Breast screening with MR imaging is frequently performed but unnecessary among women with low or average risk of breast cancer, according to a study published in the Journal of General Internal Medicine.
Researchers from New Mexico, Massachusetts, Pennsylvania, Washington, New Hampshire, North Carolina, and California, performed a prospective cohort study to determine how often MR imaging was used for breast cancer screening among women who do and do not meet professional society guidelines for supplemental screening.

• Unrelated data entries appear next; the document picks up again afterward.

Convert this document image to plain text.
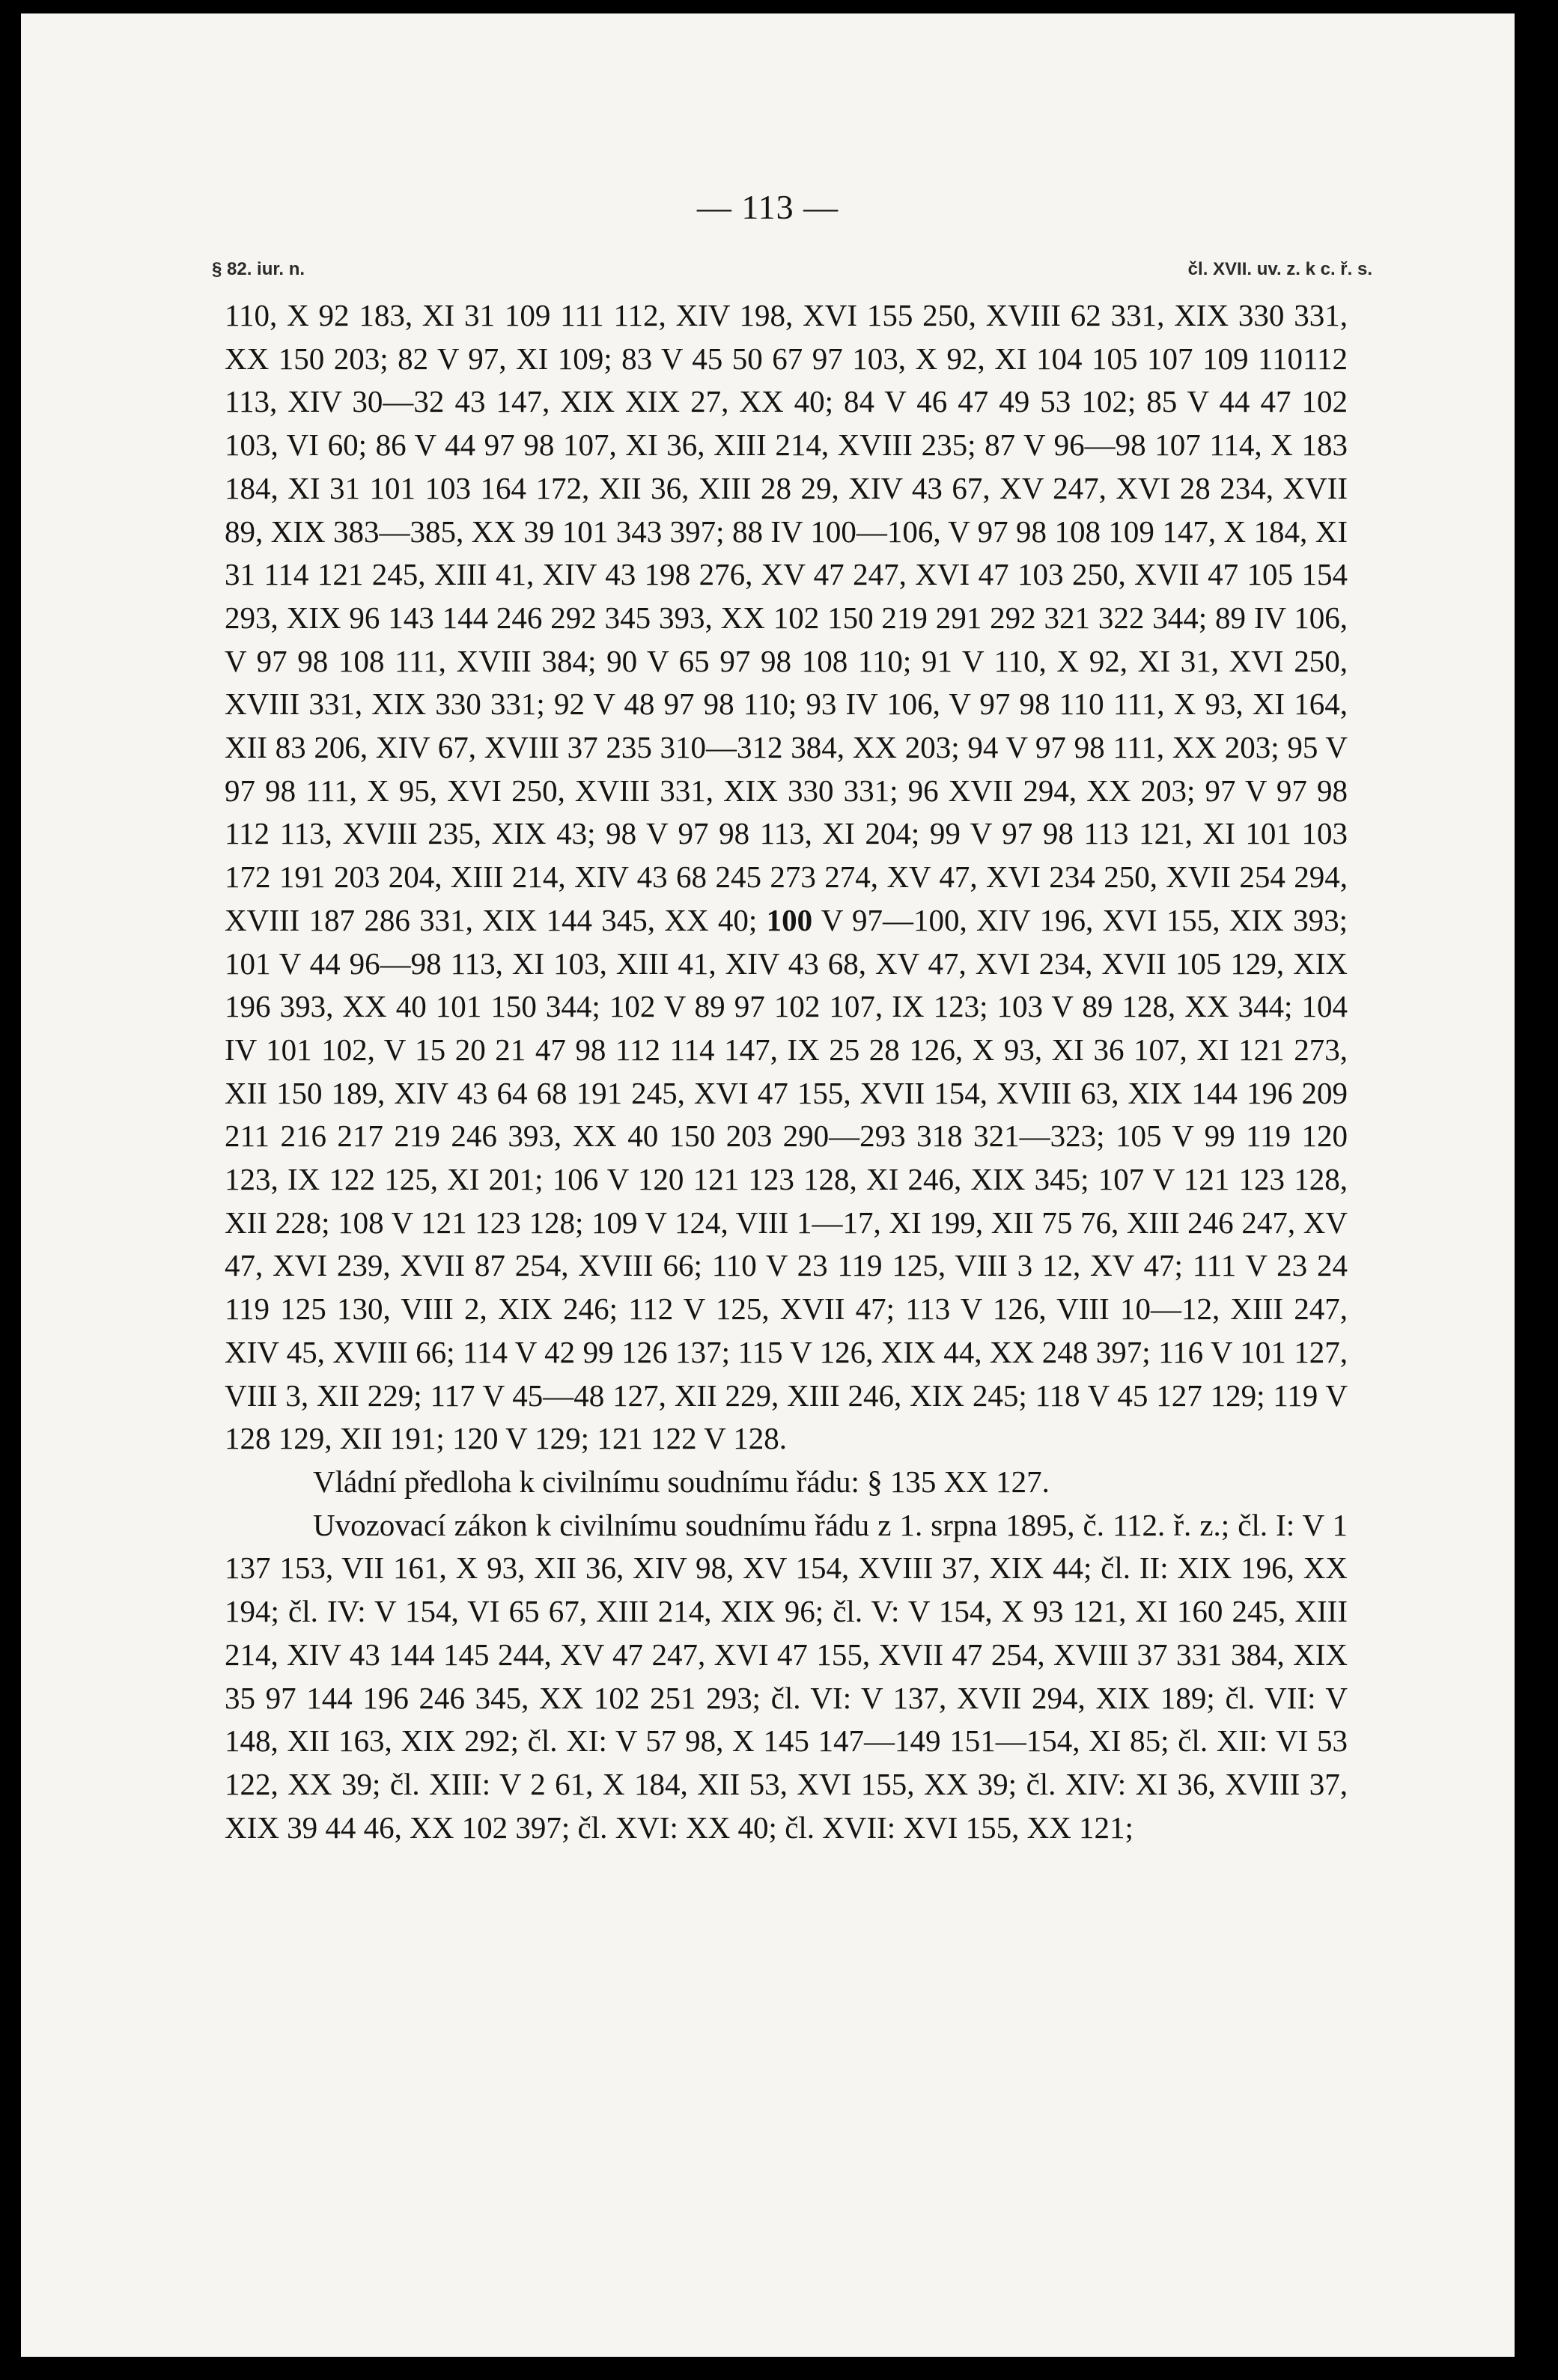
— 113 —
§ 82. iur. n.	čl. XVII. uv. z. k c. ř. s.

110, X 92 183, XI 31 109 111 112, XIV 198, XVI 155 250, XVIII 62 331, XIX 330 331, XX 150 203; 82 V 97, XI 109; 83 V 45 50 67 97 103, X 92, XI 104 105 107 109 110112 113, XIV 30—32 43 147, XIX XIX 27, XX 40; 84 V 46 47 49 53 102; 85 V 44 47 102 103, VI 60; 86 V 44 97 98 107, XI 36, XIII 214, XVIII 235; 87 V 96—98 107 114, X 183 184, XI 31 101 103 164 172, XII 36, XIII 28 29, XIV 43 67, XV 247, XVI 28 234, XVII 89, XIX 383—385, XX 39 101 343 397; 88 IV 100—106, V 97 98 108 109 147, X 184, XI 31 114 121 245, XIII 41, XIV 43 198 276, XV 47 247, XVI 47 103 250, XVII 47 105 154 293, XIX 96 143 144 246 292 345 393, XX 102 150 219 291 292 321 322 344; 89 IV 106, V 97 98 108 111, XVIII 384; 90 V 65 97 98 108 110; 91 V 110, X 92, XI 31, XVI 250, XVIII 331, XIX 330 331; 92 V 48 97 98 110; 93 IV 106, V 97 98 110 111, X 93, XI 164, XII 83 206, XIV 67, XVIII 37 235 310—312 384, XX 203; 94 V 97 98 111, XX 203; 95 V 97 98 111, X 95, XVI 250, XVIII 331, XIX 330 331; 96 XVII 294, XX 203; 97 V 97 98 112 113, XVIII 235, XIX 43; 98 V 97 98 113, XI 204; 99 V 97 98 113 121, XI 101 103 172 191 203 204, XIII 214, XIV 43 68 245 273 274, XV 47, XVI 234 250, XVII 254 294, XVIII 187 286 331, XIX 144 345, XX 40; 100 V 97—100, XIV 196, XVI 155, XIX 393; 101 V 44 96—98 113, XI 103, XIII 41, XIV 43 68, XV 47, XVI 234, XVII 105 129, XIX 196 393, XX 40 101 150 344; 102 V 89 97 102 107, IX 123; 103 V 89 128, XX 344; 104 IV 101 102, V 15 20 21 47 98 112 114 147, IX 25 28 126, X 93, XI 36 107, XI 121 273, XII 150 189, XIV 43 64 68 191 245, XVI 47 155, XVII 154, XVIII 63, XIX 144 196 209 211 216 217 219 246 393, XX 40 150 203 290—293 318 321—323; 105 V 99 119 120 123, IX 122 125, XI 201; 106 V 120 121 123 128, XI 246, XIX 345; 107 V 121 123 128, XII 228; 108 V 121 123 128; 109 V 124, VIII 1—17, XI 199, XII 75 76, XIII 246 247, XV 47, XVI 239, XVII 87 254, XVIII 66; 110 V 23 119 125, VIII 3 12, XV 47; 111 V 23 24 119 125 130, VIII 2, XIX 246; 112 V 125, XVII 47; 113 V 126, VIII 10—12, XIII 247, XIV 45, XVIII 66; 114 V 42 99 126 137; 115 V 126, XIX 44, XX 248 397; 116 V 101 127, VIII 3, XII 229; 117 V 45—48 127, XII 229, XIII 246, XIX 245; 118 V 45 127 129; 119 V 128 129, XII 191; 120 V 129; 121 122 V 128.

Vládní předloha k civilnímu soudnímu řádu: § 135 XX 127.

Uvozovací zákon k civilnímu soudnímu řádu z 1. srpna 1895, č. 112. ř. z.; čl. I: V 1 137 153, VII 161, X 93, XII 36, XIV 98, XV 154, XVIII 37, XIX 44; čl. II: XIX 196, XX 194; čl. IV: V 154, VI 65 67, XIII 214, XIX 96; čl. V: V 154, X 93 121, XI 160 245, XIII 214, XIV 43 144 145 244, XV 47 247, XVI 47 155, XVII 47 254, XVIII 37 331 384, XIX 35 97 144 196 246 345, XX 102 251 293; čl. VI: V 137, XVII 294, XIX 189; čl. VII: V 148, XII 163, XIX 292; čl. XI: V 57 98, X 145 147—149 151—154, XI 85; čl. XII: VI 53 122, XX 39; čl. XIII: V 2 61, X 184, XII 53, XVI 155, XX 39; čl. XIV: XI 36, XVIII 37, XIX 39 44 46, XX 102 397; čl. XVI: XX 40; čl. XVII: XVI 155, XX 121;
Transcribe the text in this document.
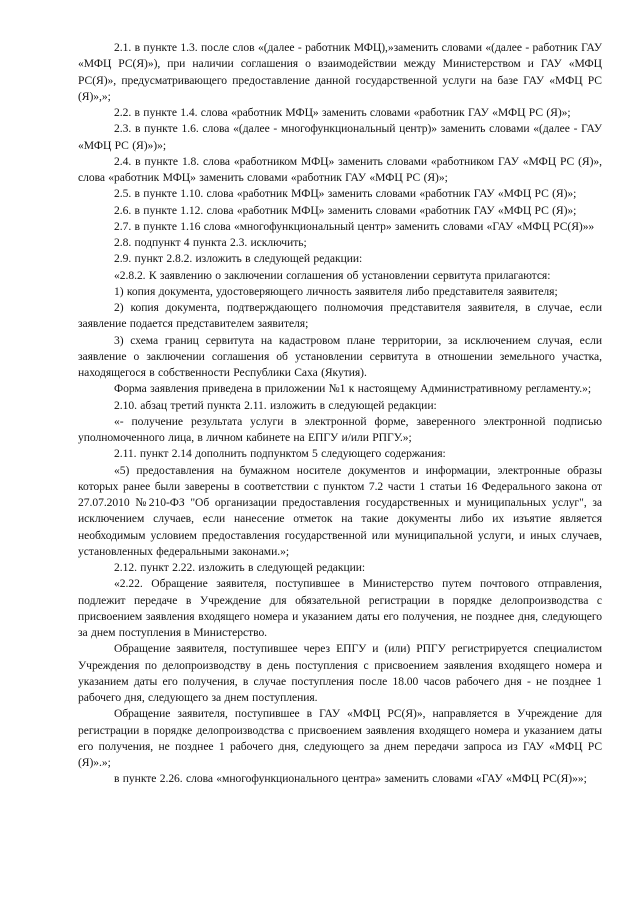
2.1. в пункте 1.3. после слов «(далее - работник МФЦ),»заменить словами «(далее - работник ГАУ «МФЦ РС(Я)»), при наличии соглашения о взаимодействии между Министерством и ГАУ «МФЦ РС(Я)», предусматривающего предоставление данной государственной услуги на базе ГАУ «МФЦ РС (Я)»,»;

2.2. в пункте 1.4. слова «работник МФЦ» заменить словами «работник ГАУ «МФЦ РС (Я)»;

2.3. в пункте 1.6. слова «(далее - многофункциональный центр)» заменить словами «(далее - ГАУ «МФЦ РС (Я)»)»;

2.4. в пункте 1.8. слова «работником МФЦ» заменить словами «работником ГАУ «МФЦ РС (Я)», слова «работник МФЦ» заменить словами «работник ГАУ «МФЦ РС (Я)»;

2.5. в пункте 1.10. слова «работник МФЦ» заменить словами «работник ГАУ «МФЦ РС (Я)»;

2.6. в пункте 1.12. слова «работник МФЦ» заменить словами «работник ГАУ «МФЦ РС (Я)»;

2.7. в пункте 1.16 слова «многофункциональный центр» заменить словами «ГАУ «МФЦ РС(Я)»»

2.8. подпункт 4 пункта 2.3. исключить;

2.9. пункт 2.8.2. изложить в следующей редакции:

«2.8.2. К заявлению о заключении соглашения об установлении сервитута прилагаются:

1) копия документа, удостоверяющего личность заявителя либо представителя заявителя;

2) копия документа, подтверждающего полномочия представителя заявителя, в случае, если заявление подается представителем заявителя;

3) схема границ сервитута на кадастровом плане территории, за исключением случая, если заявление о заключении соглашения об установлении сервитута в отношении земельного участка, находящегося в собственности Республики Саха (Якутия).

Форма заявления приведена в приложении №1 к настоящему Административному регламенту.»;

2.10. абзац третий пункта 2.11. изложить в следующей редакции:

«- получение результата услуги в электронной форме, заверенного электронной подписью уполномоченного лица, в личном кабинете на ЕПГУ и/или РПГУ.»;

2.11. пункт 2.14 дополнить подпунктом 5 следующего содержания:

«5) предоставления на бумажном носителе документов и информации, электронные образы которых ранее были заверены в соответствии с пунктом 7.2 части 1 статьи 16 Федерального закона от 27.07.2010 №210-ФЗ "Об организации предоставления государственных и муниципальных услуг", за исключением случаев, если нанесение отметок на такие документы либо их изъятие является необходимым условием предоставления государственной или муниципальной услуги, и иных случаев, установленных федеральными законами.»;

2.12. пункт 2.22. изложить в следующей редакции:

«2.22. Обращение заявителя, поступившее в Министерство путем почтового отправления, подлежит передаче в Учреждение для обязательной регистрации в порядке делопроизводства с присвоением заявления входящего номера и указанием даты его получения, не позднее дня, следующего за днем поступления в Министерство.

Обращение заявителя, поступившее через ЕПГУ и (или) РПГУ регистрируется специалистом Учреждения по делопроизводству в день поступления с присвоением заявления входящего номера и указанием даты его получения, в случае поступления после 18.00 часов рабочего дня - не позднее 1 рабочего дня, следующего за днем поступления.

Обращение заявителя, поступившее в ГАУ «МФЦ РС(Я)», направляется в Учреждение для регистрации в порядке делопроизводства с присвоением заявления входящего номера и указанием даты его получения, не позднее 1 рабочего дня, следующего за днем передачи запроса из ГАУ «МФЦ РС (Я)».»;

в пункте 2.26. слова «многофункционального центра» заменить словами «ГАУ «МФЦ РС(Я)»»;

A total of 348,955 women received a screening mammogram as part of the
Breast Cancer Surveillance Consortium (BCSC); 1,499 underwent screening MRI. The researchers found that among women with less than 20 percent lifetime risk for developing breast cancer, which does not meet professional guidelines for supplementary MRI screening, and who had no first-degree breast cancer family history, screening MRI utilization was elevated among those with extremely dense breasts relative to those with scattered fibroglandular densities. It was also increased among women with atypia or lobular carcinoma in situ relative to women with non-proliferative disease. Approximately 82.9 percent of screening MRIs occurred among women who did not meet professional guidelines and 35.5 percent among women considered at low-to-average breast cancer risk.
The researchers concluded that use of breast cancer screening MR imaging
was not consistent with current professional guidelines and the goal of delivery of high-value care.